For Derek's Carnival, Pt. I
Remember--the Bible is nothing. That is, it is not something you can hold in your hand, it is not paper with ink scratches on it, it is not what monks copied down painfully word by word into their manuscripts, it is not what you translate in N.T. Greek 101: just like this--"1"--is not the number one.
The Bible only exists in relation to a reader. That is not to say the reader can make it up as she goes along, though very many do just that. Rather, the Bible is like a symphony that only truly exists when performed; just so, the Bible only exists when it is "performed," when it is read. But not all readings are alike. There are lousy readings and brilliant readings, but even reading is not something between the individual and a text.
For any reading activity is necessarily embedded in a practice of reading, a practice which does not occur all at once in any single reading, whose significance stretches out beyond any particular reader reading a particular text at a particular time. Reading must be social--this even when the reader is alone in his room, say, with his book.
The Bible as literature is not the Bible as canon, though they are not disjoined; i.e. "Bible" is not purely equivocal here, but something like equivocal pros hen. For many Christians, reading the Bible as canon exerts a prior claim on the performance of reading the Bible; it is the focus point from which any reading of the Bible derives its identity. This is disputed, of course; other critical reading styles will read from different foci. These readings produce real variety in the items read.
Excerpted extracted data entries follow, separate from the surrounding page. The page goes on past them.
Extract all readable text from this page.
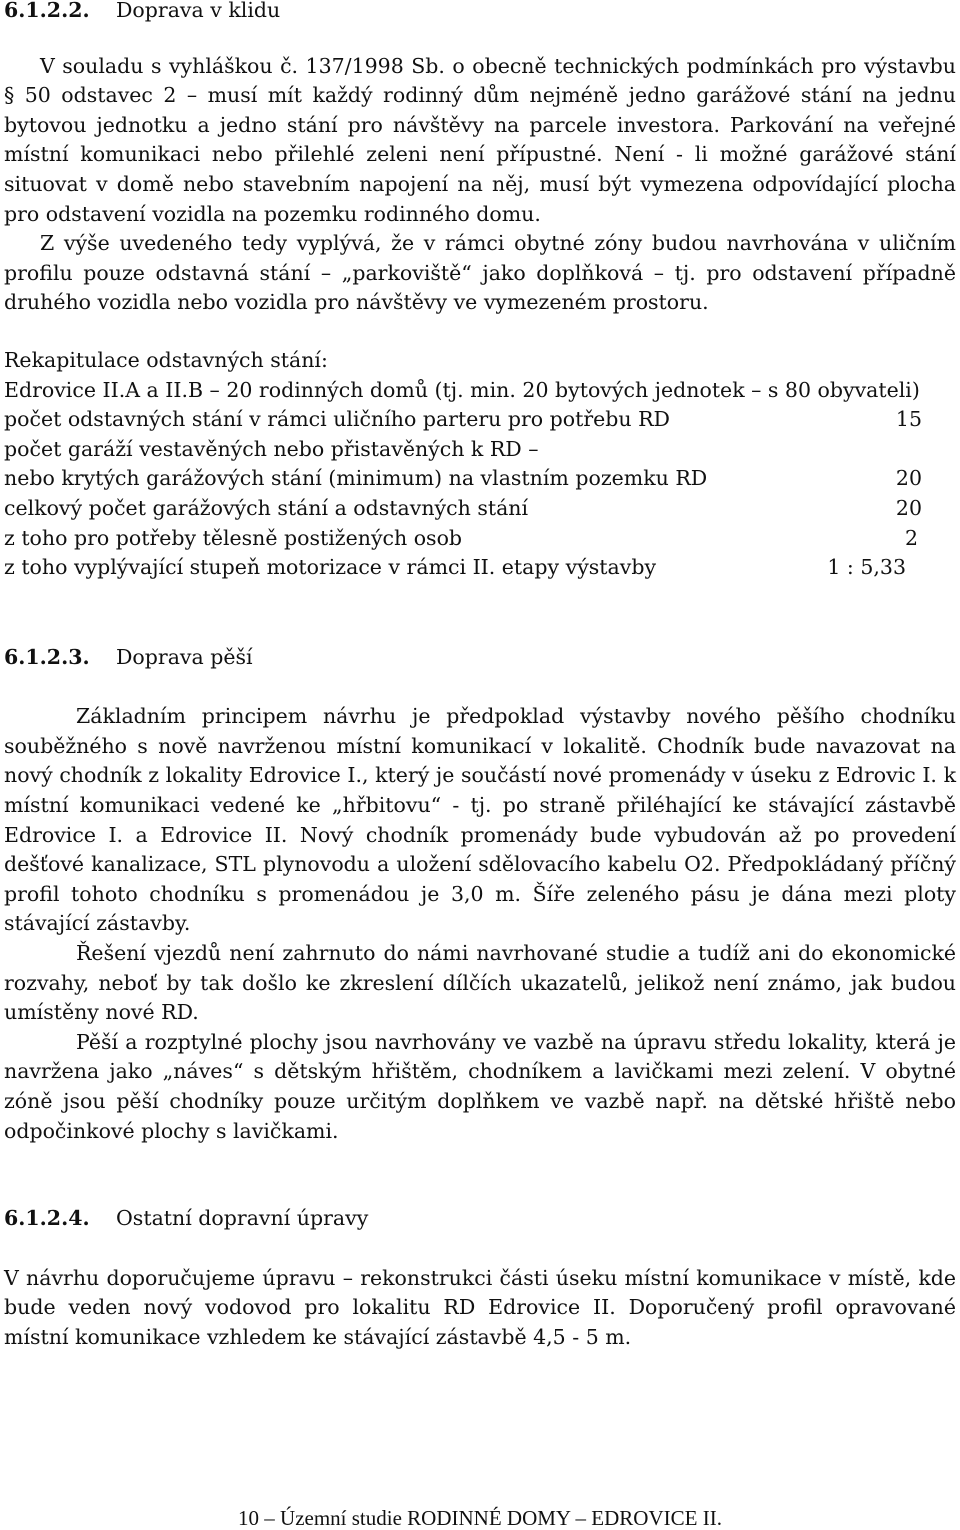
6.1.2.2. Doprava v klidu

V souladu s vyhláškou č. 137/1998 Sb. o obecně technických podmínkách pro výstavbu § 50 odstavec 2 – musí mít každý rodinný dům nejméně jedno garážové stání na jednu bytovou jednotku a jedno stání pro návštěvy na parcele investora. Parkování na veřejné místní komunikaci nebo přilehlé zeleni není přípustné. Není - li možné garážové stání situovat v domě nebo stavebním napojení na něj, musí být vymezena odpovídající plocha pro odstavení vozidla na pozemku rodinného domu.

Z výše uvedeného tedy vyplývá, že v rámci obytné zóny budou navrhována v uličním profilu pouze odstavná stání – „parkoviště“ jako doplňková – tj. pro odstavení případně druhého vozidla nebo vozidla pro návštěvy ve vymezeném prostoru.

Rekapitulace odstavných stání:
Edrovice II.A a II.B – 20 rodinných domů (tj. min. 20 bytových jednotek – s 80 obyvateli)
počet odstavných stání v rámci uličního parteru pro potřebu RD	15
počet garáží vestavěných nebo přistavěných k RD –
nebo krytých garážových stání (minimum) na vlastním pozemku RD	20
celkový počet garážových stání a odstavných stání	20
z toho pro potřeby tělesně postižených osob	2
z toho vyplývající stupeň motorizace v rámci II. etapy výstavby	1 : 5,33
6.1.2.3. Doprava pěší

Základním principem návrhu je předpoklad výstavby nového pěšího chodníku souběžného s nově navrženou místní komunikací v lokalitě. Chodník bude navazovat na nový chodník z lokality Edrovice I., který je součástí nové promenády v úseku z Edrovic I. k místní komunikaci vedené ke „hřbitovu“ - tj. po straně přiléhající ke stávající zástavbě Edrovice I. a Edrovice II. Nový chodník promenády bude vybudován až po provedení dešťové kanalizace, STL plynovodu a uložení sdělovacího kabelu O2. Předpokládaný příčný profil tohoto chodníku s promenádou je 3,0 m. Šíře zeleného pásu je dána mezi ploty stávající zástavby.

Řešení vjezdů není zahrnuto do námi navrhované studie a tudíž ani do ekonomické rozvahy, neboť by tak došlo ke zkreslení dílčích ukazatelů, jelikož není známo, jak budou umístěny nové RD.

Pěší a rozptylné plochy jsou navrhovány ve vazbě na úpravu středu lokality, která je navržena jako „náves“ s dětským hřištěm, chodníkem a lavičkami mezi zelení. V obytné zóně jsou pěší chodníky pouze určitým doplňkem ve vazbě např. na dětské hřiště nebo odpočinkové plochy s lavičkami.

6.1.2.4. Ostatní dopravní úpravy

V návrhu doporučujeme úpravu – rekonstrukci části úseku místní komunikace v místě, kde bude veden nový vodovod pro lokalitu RD Edrovice II. Doporučený profil opravované místní komunikace vzhledem ke stávající zástavbě 4,5 - 5 m.

10 – Územní studie RODINNÉ DOMY – EDROVICE II.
To read the Bible as canon is to read it within the church. But the church is church only as holy, as related to God so as to be set apart for God's use, to be available to God from having repented and entered the process of conversion. Thus, no reading of the Bible as canon apart from a community in communion with God is a genuine reading. Other readings constitute different though related objects, but doing genuine Bible reading requires right relation to God. For Anglicans, that means the Bible as canon is read embedded in worship, in liturgy.